Equifax hack exposes county residents to identity theft

The mother of all breaches: 143 million Americans exposed

Equifax, one of the 4 national credit bureaus, recently announced that they were hacked. The breach exposed the names, addresses, social security numbers, and birth dates of over 143 million people. In some cases, driver's license numbers were also exposed. Here's what Jackson County residents need to know:

Am I affected?

Almost certainly, yes. Equifax tracks the credit rating of nearly every adult in the US, which includes nearly every adult resident of Jackson County.

What could happen?

The exposed information could be used by identity thieves to impersonate you and apply for credit cards or loans in your name, steal your tax refund, or commit other fraud. You would be liable for the debts they incur until you can convince creditors that your identity was stolen, which can be a time-consuming process. When the thieves default on the loans, your credit rating could be damaged. The thieves could also use the information against you directly using what they know about you to trick you into giving them money or access to your accounts.

What can I do about it?

  1. Sign up for Credit Monitoring. Equifax is offering their credit monitoring service for free to all affected consumers. Credit Monitoring doesn't prevent credit fraud, but it helps you quickly detect attempts to get credit in your name so you can take immediate action to limit the damage.
  2. Monitor your existing financial accounts. Watch your bank account and credit card statements closely for any unauthorized transactions.
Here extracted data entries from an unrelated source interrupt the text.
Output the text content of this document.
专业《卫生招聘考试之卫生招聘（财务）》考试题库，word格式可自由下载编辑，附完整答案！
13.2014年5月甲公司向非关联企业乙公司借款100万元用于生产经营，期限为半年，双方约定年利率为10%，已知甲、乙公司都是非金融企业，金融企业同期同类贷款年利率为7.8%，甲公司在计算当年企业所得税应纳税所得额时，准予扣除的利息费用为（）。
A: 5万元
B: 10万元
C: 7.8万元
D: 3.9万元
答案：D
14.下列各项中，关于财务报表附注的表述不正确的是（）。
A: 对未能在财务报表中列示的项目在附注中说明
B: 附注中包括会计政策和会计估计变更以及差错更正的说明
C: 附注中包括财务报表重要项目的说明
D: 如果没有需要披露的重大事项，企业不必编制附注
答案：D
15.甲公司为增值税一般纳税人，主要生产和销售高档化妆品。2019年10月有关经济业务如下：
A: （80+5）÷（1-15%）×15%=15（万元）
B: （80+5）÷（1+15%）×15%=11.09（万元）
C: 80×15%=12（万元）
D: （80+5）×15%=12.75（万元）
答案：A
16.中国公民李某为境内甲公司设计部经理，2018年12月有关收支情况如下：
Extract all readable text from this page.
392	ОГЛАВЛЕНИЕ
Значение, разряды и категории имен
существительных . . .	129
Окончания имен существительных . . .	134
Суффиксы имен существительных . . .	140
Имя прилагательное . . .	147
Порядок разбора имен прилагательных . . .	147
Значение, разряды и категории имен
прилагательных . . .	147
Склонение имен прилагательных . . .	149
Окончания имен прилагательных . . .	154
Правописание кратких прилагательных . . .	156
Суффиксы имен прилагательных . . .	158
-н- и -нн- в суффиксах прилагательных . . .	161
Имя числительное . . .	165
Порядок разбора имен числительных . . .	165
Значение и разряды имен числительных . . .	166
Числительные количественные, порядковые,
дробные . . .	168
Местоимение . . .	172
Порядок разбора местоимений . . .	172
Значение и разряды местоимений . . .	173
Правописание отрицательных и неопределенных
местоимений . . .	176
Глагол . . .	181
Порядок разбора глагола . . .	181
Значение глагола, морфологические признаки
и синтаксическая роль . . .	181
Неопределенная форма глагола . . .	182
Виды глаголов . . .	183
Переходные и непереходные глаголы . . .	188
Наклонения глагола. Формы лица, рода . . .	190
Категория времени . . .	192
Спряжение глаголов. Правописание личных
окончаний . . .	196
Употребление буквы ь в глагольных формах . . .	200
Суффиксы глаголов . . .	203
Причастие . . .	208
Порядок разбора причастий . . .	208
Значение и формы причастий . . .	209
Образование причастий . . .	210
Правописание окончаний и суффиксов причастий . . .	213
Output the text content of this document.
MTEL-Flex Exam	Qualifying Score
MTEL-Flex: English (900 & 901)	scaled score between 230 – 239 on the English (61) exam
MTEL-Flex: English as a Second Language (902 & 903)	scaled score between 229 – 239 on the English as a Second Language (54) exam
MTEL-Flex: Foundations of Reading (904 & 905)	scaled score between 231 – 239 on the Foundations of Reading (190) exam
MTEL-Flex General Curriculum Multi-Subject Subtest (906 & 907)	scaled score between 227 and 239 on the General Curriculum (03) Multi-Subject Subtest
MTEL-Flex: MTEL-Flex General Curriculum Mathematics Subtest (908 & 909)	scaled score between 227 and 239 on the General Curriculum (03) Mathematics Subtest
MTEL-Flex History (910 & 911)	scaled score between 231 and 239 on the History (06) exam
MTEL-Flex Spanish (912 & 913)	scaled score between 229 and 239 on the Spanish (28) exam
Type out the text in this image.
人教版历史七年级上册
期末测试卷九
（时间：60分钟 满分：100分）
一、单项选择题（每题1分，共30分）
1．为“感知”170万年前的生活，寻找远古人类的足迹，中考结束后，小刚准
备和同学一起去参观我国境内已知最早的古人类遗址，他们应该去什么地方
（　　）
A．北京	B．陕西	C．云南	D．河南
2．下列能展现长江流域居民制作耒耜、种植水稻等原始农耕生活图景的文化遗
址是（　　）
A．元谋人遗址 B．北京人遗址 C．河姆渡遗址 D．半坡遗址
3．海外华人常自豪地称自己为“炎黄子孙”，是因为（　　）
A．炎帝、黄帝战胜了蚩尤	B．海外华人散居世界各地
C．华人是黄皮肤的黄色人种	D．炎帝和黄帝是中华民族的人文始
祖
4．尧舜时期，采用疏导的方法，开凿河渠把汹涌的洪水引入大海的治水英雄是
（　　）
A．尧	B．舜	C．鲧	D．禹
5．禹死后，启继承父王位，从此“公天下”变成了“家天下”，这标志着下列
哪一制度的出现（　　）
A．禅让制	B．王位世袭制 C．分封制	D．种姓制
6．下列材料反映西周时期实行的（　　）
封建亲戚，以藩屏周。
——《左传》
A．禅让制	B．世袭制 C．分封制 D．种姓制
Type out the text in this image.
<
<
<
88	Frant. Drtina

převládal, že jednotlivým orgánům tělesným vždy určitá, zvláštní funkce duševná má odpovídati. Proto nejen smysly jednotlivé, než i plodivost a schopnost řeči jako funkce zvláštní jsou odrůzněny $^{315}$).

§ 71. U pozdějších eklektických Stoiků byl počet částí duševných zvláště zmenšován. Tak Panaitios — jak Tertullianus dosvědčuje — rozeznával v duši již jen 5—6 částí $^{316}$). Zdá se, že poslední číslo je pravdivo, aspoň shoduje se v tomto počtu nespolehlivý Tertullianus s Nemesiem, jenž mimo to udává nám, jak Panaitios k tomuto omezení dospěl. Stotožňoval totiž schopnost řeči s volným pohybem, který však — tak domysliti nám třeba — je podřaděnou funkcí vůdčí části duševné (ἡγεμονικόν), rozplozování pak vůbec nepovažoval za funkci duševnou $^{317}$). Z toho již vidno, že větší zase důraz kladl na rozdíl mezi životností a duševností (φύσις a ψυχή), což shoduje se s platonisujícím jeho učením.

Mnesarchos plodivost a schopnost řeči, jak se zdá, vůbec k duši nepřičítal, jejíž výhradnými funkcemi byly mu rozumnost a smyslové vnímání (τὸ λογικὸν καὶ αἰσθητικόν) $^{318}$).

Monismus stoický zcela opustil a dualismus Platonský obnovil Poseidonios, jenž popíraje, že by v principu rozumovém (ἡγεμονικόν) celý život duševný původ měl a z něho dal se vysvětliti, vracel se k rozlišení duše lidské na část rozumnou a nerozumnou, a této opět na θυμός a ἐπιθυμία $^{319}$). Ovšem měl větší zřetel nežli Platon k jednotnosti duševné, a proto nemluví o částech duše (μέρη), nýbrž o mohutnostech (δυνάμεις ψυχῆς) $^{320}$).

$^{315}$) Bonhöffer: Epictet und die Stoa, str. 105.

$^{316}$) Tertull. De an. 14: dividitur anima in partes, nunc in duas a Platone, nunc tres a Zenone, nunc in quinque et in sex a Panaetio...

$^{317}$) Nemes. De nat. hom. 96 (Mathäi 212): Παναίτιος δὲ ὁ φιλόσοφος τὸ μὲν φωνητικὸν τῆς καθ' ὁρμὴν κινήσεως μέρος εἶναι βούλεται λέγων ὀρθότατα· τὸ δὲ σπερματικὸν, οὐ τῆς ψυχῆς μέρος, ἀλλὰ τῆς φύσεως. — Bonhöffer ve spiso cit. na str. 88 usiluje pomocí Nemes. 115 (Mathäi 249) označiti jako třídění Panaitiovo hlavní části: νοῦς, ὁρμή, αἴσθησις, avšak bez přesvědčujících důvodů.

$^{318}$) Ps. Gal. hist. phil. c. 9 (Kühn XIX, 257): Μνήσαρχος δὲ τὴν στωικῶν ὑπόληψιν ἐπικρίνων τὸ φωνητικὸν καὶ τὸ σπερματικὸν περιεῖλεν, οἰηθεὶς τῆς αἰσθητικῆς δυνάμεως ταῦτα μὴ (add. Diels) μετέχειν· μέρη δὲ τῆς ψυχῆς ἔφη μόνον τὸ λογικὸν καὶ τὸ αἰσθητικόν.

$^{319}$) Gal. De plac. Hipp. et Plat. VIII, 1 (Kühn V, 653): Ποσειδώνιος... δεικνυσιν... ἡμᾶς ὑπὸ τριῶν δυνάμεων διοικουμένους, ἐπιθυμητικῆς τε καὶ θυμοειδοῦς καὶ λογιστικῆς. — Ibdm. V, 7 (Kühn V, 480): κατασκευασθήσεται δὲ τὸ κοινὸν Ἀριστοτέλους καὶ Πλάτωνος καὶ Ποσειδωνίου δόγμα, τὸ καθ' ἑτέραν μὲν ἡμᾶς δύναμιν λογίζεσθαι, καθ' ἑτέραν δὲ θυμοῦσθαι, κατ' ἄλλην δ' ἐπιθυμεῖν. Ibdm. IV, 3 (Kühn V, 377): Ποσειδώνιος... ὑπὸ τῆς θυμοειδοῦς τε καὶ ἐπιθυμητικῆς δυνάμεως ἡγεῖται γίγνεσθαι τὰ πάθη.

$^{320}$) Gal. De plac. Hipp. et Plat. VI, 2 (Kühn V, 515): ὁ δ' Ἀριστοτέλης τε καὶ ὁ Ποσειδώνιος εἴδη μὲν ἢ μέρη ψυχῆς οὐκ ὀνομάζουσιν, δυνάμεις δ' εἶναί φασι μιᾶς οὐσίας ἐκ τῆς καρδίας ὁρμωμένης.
With many banks and credit companies, you can sign up to receive alerts by text or email when new transactions occur.
  3. Put a Security Freeze on your credit report: This action will actually prevent credit fraud, but it costs a bit of time and money to set up. A security freeze locks your credit scores so no one can access them. Banks won't issue a loan or credit card without checking your score first, so if a bad guy steals your identity, he can't use it to get a loan. The downside is you have to request a security freeze with each of the four credit bureaus, and each one will want $10 to set it up. In addition, if you want to get a new loan or credit card, you then have to manually unlock your credit report..
  4. Watch out for social engineering (tricking you with lies): Cyber attackers will take advantage of this incident and contact you directly via email, phone, or text message.  Their goal is to fool you by exploiting your fear of identity theft. They might impersonate a bank, collection agency, the IRS, or police.  They will reference the Equifax breach in an attempt to convince you that your identity has been stolen and demand that you give them access to your accounts so they can "protect" you.
  5. Report crime immediately: If you suspect that someone has stolen your identity, report it immediately to the credit bureaus and to your local police or the Sheriff. Promptly reporting the crime will help protect your rights. A police report will make it easier to convince creditors that you shouldn't be held liable for fraudulent purchases.